Elle soupira rien qu'à l'idée. En même temps... elle ne pouvait s'en prendre qu'à elle-même. Si elle n'avait pas commencé par agir comme une connasse finie, elle n'aurait pas à subir ça.

Elle appliqua minutieusement son maquillage pour retarder l'échéance de son premier pas. Mais elle ne pouvait pas se recouvrir le visage d'une couche de peinture simplement pour ça. Il y avait des limites à son hésitation. Elle inspira finalement et sortit de la salle prête à décocher sa phrase. Baghera était à son bureau, manifestement en train de regarder quelque chose sur son ordinateur.

« Merci pour hier. »

Horty avait grommelé son excuse en regardant ailleurs.

« Hein ? T'as dit quelque chose ? »

Horty se retourna vers sa coloc qui venait d'enlever son écouteur. Comment est-ce qu'elle n'avait pas pu le remarquer ? Évidemment qu'elle devait avoir quelque chose dans les oreilles si elle regardait un truc.

« Merci pour hier, répéta laconiquement Horty.

— Oh bah de rien, c'est normal. Si t'as besoin d'aide une autre fois tu peux me le dire !

— Ouais... ça ira merci. »

Horty tourna les talons et sortit de la chambre. Elle se rendit compte qu'il y avait des moyens plus simples de fuir une conversation que de sortir sans sa clé ni son téléphone. Elle hésita un moment sur la conduite à tenir. Des pas dans le couloir la firent opter pour regagner sa chambre.

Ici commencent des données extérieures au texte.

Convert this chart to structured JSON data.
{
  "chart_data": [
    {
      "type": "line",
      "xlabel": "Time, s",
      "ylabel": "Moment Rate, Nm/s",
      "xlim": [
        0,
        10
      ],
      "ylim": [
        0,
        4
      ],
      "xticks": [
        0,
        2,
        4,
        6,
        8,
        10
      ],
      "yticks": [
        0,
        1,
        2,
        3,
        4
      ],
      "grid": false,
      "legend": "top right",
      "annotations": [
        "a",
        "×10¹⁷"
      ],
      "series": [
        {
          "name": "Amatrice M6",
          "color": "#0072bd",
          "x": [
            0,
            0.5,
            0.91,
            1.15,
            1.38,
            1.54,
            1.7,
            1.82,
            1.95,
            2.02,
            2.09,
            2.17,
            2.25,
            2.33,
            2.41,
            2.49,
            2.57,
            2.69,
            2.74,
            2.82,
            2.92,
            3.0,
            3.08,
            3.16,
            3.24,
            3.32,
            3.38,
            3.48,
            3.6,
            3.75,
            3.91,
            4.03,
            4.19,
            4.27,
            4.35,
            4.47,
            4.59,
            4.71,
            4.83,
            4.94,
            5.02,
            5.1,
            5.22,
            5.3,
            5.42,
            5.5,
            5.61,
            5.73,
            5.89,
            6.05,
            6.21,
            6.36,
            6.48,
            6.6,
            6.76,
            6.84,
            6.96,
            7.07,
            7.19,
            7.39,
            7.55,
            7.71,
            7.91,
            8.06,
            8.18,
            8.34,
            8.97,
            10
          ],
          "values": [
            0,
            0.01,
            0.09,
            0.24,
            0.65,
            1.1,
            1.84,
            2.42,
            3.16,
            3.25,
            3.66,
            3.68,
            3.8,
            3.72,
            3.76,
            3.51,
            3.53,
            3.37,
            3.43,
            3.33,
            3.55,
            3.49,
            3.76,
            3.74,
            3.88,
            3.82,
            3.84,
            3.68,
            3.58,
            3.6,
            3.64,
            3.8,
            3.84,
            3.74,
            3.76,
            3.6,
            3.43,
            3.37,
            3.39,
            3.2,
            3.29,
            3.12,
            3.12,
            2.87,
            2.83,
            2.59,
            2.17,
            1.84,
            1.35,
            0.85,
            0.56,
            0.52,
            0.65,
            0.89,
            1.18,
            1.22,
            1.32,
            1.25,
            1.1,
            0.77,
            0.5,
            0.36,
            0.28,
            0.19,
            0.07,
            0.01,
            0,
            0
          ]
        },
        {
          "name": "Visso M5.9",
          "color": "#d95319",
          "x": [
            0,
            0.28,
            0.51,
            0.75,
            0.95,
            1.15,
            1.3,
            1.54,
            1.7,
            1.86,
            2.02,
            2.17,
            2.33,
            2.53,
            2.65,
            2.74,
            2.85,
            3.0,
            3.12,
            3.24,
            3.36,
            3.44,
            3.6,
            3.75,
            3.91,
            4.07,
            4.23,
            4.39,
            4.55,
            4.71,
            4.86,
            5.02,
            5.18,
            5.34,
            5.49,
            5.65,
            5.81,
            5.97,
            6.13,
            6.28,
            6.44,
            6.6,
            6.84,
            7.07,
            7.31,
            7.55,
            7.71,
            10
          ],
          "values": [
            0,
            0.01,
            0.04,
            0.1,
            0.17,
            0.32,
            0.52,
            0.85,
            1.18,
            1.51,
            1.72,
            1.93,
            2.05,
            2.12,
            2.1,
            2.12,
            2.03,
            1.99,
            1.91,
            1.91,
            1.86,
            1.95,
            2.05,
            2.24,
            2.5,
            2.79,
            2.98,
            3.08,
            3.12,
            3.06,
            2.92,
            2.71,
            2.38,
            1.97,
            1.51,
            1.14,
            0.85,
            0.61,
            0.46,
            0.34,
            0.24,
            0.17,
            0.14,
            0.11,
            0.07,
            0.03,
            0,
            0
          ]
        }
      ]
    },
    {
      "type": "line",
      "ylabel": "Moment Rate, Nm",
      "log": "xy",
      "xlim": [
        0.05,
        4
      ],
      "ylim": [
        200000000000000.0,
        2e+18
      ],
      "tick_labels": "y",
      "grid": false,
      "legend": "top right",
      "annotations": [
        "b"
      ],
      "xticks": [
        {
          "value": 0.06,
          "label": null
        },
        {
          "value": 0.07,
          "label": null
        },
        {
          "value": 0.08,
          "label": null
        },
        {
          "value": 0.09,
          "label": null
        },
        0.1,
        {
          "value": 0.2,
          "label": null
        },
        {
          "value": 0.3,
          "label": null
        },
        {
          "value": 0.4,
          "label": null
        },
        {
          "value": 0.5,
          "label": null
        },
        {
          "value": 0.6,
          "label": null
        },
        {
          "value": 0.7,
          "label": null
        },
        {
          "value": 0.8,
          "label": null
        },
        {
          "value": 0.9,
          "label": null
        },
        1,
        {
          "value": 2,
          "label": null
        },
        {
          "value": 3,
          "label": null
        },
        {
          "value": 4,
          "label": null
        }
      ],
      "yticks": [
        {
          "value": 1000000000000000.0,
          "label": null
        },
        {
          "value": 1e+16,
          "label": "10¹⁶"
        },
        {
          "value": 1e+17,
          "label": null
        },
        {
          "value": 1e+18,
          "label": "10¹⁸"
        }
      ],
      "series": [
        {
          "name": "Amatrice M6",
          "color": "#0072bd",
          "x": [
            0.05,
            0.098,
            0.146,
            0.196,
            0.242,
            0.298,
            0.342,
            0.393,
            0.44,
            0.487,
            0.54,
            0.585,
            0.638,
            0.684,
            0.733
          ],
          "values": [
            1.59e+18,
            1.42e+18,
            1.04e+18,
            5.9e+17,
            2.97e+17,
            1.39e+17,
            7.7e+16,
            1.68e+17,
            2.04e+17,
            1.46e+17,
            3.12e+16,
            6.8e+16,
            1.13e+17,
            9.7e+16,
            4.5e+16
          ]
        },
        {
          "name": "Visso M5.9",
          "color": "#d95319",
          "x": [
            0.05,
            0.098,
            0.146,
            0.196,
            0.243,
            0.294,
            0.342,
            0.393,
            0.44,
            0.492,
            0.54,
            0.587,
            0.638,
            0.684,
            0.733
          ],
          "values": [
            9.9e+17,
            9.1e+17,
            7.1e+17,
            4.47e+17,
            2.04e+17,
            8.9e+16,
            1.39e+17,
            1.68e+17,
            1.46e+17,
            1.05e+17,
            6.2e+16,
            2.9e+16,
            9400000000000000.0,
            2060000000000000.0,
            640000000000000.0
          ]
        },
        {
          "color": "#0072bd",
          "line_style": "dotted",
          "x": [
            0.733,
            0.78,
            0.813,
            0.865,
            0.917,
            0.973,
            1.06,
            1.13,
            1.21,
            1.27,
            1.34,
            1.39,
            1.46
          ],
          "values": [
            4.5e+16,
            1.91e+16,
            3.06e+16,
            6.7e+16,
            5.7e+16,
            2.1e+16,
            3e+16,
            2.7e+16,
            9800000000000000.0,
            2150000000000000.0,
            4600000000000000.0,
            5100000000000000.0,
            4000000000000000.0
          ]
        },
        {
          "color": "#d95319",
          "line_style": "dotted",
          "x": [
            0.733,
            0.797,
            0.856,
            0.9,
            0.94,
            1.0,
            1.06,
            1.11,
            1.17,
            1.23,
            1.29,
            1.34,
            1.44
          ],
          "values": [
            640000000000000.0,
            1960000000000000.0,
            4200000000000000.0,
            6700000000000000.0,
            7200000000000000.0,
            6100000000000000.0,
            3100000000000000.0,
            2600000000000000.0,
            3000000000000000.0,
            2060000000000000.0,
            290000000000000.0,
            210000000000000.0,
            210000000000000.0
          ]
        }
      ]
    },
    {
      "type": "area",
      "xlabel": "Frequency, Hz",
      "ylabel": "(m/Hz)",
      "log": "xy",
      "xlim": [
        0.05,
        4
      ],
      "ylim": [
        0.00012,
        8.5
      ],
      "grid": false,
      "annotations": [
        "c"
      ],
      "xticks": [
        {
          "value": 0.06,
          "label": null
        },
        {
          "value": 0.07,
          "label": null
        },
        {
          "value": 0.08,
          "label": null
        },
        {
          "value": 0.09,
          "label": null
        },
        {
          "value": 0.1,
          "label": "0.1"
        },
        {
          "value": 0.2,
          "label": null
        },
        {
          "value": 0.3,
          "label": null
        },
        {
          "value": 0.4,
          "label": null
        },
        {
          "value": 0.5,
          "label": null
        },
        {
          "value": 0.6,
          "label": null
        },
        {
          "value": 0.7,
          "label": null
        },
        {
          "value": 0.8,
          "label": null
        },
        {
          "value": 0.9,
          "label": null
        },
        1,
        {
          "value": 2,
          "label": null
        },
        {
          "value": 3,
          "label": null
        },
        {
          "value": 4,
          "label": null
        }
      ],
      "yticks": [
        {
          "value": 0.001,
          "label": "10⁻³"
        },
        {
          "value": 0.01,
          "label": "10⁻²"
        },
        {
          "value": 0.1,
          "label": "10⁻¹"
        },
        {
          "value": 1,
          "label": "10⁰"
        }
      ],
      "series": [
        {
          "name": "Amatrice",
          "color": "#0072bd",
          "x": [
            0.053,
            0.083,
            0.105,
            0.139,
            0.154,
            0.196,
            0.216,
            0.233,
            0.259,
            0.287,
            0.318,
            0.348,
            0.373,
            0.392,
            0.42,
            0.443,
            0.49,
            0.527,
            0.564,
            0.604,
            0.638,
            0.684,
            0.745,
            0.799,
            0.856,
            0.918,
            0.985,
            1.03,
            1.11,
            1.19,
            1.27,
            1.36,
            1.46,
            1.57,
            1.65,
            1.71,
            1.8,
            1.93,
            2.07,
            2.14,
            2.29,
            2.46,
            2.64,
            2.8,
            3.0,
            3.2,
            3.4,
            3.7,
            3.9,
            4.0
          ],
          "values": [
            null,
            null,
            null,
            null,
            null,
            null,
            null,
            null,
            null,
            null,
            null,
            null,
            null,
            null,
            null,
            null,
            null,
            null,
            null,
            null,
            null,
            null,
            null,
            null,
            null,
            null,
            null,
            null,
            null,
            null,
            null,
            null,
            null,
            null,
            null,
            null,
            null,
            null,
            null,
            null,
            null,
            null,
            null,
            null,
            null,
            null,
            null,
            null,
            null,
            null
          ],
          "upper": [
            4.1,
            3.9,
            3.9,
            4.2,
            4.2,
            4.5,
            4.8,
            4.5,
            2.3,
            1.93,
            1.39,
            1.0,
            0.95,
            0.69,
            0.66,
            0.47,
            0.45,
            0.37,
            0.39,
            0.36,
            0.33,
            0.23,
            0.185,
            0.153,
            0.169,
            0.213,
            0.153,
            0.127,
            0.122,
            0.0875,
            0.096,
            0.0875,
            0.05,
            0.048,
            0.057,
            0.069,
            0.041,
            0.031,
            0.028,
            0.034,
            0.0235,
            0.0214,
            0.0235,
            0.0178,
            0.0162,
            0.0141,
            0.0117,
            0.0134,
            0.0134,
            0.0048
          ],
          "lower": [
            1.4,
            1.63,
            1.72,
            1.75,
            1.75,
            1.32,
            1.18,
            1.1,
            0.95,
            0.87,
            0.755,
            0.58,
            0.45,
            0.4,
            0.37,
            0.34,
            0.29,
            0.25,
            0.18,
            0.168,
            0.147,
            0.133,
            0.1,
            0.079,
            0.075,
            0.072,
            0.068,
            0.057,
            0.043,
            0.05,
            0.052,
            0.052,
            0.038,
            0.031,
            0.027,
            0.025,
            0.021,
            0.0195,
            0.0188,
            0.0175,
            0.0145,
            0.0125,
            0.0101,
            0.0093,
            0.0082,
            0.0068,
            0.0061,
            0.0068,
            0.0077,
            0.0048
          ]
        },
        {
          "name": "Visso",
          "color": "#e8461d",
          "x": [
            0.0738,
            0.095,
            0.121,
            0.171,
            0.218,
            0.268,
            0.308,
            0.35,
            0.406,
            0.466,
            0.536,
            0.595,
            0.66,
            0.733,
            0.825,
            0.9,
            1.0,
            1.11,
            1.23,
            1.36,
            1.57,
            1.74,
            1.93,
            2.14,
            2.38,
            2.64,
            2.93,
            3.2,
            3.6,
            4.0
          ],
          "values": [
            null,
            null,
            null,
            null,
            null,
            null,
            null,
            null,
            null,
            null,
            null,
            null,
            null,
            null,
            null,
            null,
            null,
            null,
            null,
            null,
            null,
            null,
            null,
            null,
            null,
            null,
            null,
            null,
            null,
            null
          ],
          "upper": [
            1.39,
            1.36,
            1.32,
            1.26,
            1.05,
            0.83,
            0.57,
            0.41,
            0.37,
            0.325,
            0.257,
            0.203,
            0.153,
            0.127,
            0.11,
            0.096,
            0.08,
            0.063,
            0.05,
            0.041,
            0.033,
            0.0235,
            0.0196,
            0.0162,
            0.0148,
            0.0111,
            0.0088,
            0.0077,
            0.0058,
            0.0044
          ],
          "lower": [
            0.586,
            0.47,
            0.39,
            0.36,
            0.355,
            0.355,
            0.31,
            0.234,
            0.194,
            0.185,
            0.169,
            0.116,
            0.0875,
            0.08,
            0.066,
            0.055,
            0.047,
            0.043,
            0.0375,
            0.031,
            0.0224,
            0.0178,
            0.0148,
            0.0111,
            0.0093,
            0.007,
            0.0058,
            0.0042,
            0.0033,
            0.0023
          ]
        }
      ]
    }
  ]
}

Ce serait peut-être un peu humiliant aux yeux de Baghera, mais ça limitait les dégâts. Elle affecta un air serein et remonta vers son lit avant de fermer les rideaux devant le regard de Baghera, qui se garda de tout commentaire.

Horty se laissa tomber dans son lit et ferma les yeux. Elle n'était plus à une humiliation près.